Opinión

La forja de un jurista

¿Qué es el Derecho? ¿Qué hay detrás de esa palabra que todos tienen en los labios y muy pocos en el corazón?

Alejandro Nieto

Acabo de leer un libro colectivo, En recuerdo de Alejandro Nieto, escrito en memoria y honor del reputado administrativista y autor de magníficas obras de variado contenido (Derecho administrativo, Teoría del Derecho, burocracia, corrupción pública, historia del sigo XIX, Administración de Justicia, etc.). Los autores del libro rememorativo son también destacados profesores de Derecho Administrativo, discípulos y compañeros que le trataron en vida y guardan de él memoria agradecida, razón por la que se han reunido en torno a la figura del maestro, intelectual insobornable y crítico, para rendirle tributo. Yo he tenido el honor de haberle presentado un par de veces en el Club FARO, las mismas en las que, con tal ocasión, cené y charlé con él.

Resulta conmovedora la anécdota que en el libro comenta uno de sus coautores (J.R. Capella). Era hijo de una familia de pequeños propietarios campesinos, y antes de consagrarse a la docencia universitaria del Derecho Administrativo, para costearse su formación, preparó una oposición de la escala técnica de la Administración Civil del Estado, y lo hizo estudiando sentado en una silla colocada sobre una mesa de la cocina para poder aprovechar la luz de la única bombilla aprovechable de su casa.

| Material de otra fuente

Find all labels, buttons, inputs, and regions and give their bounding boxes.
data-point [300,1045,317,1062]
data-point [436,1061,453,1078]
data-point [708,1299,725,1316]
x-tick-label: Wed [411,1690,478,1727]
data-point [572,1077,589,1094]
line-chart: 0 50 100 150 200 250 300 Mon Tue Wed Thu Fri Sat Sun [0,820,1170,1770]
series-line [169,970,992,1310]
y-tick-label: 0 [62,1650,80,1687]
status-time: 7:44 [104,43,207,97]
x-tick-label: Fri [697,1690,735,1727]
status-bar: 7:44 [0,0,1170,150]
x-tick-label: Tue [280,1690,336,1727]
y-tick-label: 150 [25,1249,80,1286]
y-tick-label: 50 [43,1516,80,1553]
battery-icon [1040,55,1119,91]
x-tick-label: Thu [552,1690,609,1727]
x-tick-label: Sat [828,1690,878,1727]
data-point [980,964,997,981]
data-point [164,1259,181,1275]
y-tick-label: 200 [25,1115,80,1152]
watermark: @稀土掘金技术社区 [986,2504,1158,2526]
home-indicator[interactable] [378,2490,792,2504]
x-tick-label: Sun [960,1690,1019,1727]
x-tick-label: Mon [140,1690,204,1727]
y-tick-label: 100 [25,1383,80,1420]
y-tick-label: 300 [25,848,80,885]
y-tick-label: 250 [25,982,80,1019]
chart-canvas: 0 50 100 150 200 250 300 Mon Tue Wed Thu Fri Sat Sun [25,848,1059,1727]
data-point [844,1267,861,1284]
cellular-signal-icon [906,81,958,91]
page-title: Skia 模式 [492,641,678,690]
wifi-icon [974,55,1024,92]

Hace años, y parafraseándole, escribí sobre él: “Gusta de presentarse como descreído del Derecho, abiertos ya los ojos al santo de palo cubierto de pintura dorada que, en definitiva, el Derecho es”. He sido –y sigo siendo– fiel lector de los libros de Alejandro Nieto. De ellos obtuve fructuosas enseñanzas y estimulantes motivos para la reflexión. Muchas de sus obras me parecen de lectura obligada para el jurista, y aquellas dedicadas al análisis de los muchos problemas de la justicia en esta “España en astillas” lo son especialmente para los jueces. Sus obras son, a juicio de Muñoz Machado, “lucidísimas, descaradas y contundentes” y Capella dice de sus libros que eran “escandalosos y certeros”. Tenía, sin duda, un sugestivo punto ácrata y rebelde.

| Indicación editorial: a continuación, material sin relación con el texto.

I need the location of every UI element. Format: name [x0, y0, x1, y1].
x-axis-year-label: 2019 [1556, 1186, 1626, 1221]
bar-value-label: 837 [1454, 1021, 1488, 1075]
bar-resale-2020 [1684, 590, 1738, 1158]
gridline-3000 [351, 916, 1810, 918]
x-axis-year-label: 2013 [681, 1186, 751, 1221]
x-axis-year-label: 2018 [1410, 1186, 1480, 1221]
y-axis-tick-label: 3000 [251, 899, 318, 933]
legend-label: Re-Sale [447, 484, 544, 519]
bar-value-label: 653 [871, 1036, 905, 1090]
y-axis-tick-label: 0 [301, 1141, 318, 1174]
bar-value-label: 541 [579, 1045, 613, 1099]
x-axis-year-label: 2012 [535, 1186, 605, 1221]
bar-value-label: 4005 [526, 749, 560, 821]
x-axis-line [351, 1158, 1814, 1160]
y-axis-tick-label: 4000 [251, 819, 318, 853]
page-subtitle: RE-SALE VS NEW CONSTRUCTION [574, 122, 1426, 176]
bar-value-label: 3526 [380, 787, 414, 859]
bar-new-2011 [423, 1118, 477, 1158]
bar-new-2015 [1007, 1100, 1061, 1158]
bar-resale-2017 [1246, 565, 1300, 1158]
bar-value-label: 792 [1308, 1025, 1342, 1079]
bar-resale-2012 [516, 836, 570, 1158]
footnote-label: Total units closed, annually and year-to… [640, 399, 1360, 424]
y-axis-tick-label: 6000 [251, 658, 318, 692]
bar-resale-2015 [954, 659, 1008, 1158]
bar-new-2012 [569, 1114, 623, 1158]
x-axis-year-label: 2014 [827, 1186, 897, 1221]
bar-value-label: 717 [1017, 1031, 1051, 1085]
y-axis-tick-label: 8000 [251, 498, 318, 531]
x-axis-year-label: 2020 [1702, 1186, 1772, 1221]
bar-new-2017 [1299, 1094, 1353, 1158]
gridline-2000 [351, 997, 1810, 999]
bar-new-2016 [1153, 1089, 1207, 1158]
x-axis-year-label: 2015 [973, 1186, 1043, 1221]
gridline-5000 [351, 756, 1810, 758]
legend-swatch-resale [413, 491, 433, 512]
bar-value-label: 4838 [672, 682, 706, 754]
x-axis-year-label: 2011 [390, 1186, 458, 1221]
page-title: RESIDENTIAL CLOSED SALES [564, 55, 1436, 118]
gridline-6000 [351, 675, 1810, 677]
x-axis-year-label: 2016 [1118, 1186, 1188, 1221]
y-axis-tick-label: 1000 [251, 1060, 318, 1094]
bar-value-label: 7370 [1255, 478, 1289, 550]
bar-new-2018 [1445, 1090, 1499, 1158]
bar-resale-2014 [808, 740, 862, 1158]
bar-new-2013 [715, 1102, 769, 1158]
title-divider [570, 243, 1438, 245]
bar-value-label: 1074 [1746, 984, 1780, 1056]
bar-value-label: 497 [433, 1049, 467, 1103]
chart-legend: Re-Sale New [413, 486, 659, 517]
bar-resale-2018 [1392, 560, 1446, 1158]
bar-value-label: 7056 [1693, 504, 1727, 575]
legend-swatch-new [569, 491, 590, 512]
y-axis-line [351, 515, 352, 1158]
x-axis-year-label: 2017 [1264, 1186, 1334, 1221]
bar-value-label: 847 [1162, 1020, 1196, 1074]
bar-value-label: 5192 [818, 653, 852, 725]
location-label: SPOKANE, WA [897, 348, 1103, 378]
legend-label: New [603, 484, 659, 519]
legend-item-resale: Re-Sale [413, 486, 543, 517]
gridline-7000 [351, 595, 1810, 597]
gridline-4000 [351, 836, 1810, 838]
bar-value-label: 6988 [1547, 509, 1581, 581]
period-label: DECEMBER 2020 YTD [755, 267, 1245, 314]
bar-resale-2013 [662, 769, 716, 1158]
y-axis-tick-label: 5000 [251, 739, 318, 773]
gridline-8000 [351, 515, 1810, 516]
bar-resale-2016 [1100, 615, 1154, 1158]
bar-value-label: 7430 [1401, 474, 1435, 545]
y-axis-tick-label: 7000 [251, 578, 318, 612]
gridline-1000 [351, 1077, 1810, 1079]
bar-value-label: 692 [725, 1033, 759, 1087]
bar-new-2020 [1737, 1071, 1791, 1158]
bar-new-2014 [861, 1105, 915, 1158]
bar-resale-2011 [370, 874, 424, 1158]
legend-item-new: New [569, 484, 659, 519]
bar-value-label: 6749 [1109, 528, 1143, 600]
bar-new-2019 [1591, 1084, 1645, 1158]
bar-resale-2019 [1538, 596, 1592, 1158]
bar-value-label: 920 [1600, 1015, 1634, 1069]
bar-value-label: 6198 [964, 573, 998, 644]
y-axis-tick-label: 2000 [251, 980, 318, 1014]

Era castellano austero y terrizo, poco dado a títulos y honores (“medallas de hojalata chapadas de ambición” y de hueca vanidad, añado yo); su filiación como administrativista es de lujo: fue el primer discípulo de García de Enterría. Recorrió largos caminos de teoría y doctrina en busca de la verdad y esencia del Derecho, y esa peregrinación le llevó a la comunión con el realismo norteamericano para distinguir entre el “Derecho normado”, en el que, como tantos otros, había sido bautizado, y el “Derecho practicado”; abjuró del primero y detuvo su mirada en el segundo, que es el Derecho vivo, el de los concretos conflictos resueltos por los jueces y las decisiones adoptadas por la Administración, e hizo de él el eje de su pensamiento jurídico. En suma, el Derecho verdadero no es el de las normas jurídicas, sino el de las resoluciones singulares de los operadores jurídicos “en cuanto que son las únicas que atribuyen derechos concretos”.

Decía las verdades sin ambages, de forma descarnada, ácida en ocasiones, por eso no era leído en despachos dormideros donde no interesa la verdad, aún más, se cultiva la verifobia. Y él lo sabía. Pero no le importaba escribir para quienes no leen y hablar para quienes no escuchan. Y es que quienes tenían que leerle no lo hacían, y se nota. Y así nos va. Demasiada verdad para tanta angostura ética de quienes quieren vivir tranquilos, mirando siempre hacia otro lado. En la presentación de una de sus conferencias dije de él que compartía la divisa unamuniana: Veritas prius pace, primero la verdad que la paz. Y yo me atrevería a decir que, en realidad, no hay otra paz que la de la verdad, pues el que vive en la verdad tendrá paz, aunque sea una verdad combativa. Y él fue hombre de combate, crítico y provocador, porque a veces es precisa la provocación para sacudir conciencias y despertar a los de conciencia aletargada.

Quien conozca la vida de Alejandro Nieto entenderá el título que he dado a estas líneas que deliberadamente parafrasea el de la famosa obra de Arturo Barea porque, en definitiva, nuestro hombre fue rebelde en un mundo de conformistas, de convencionalismos, de verdades apresuradas y dogmas de cartón piedra. Tenía por regla de vida “no fiarse de las cosas que nos cuentan y ni siquiera de las que creemos ver: no confiar en las apariencias e intentar siempre alcanzar lo que hay detrás por escondido que esté”. Tal vez por esta filosofía de vida, tan poco frecuente, sintiera en los días finales el peso de la soledad: “He tardado demasiados años en encontrar la senda que luego he seguido tercamente y en solitario”. Y es que, en el camino pedregoso de los que buscan la verdad, apenas se ven peregrinos.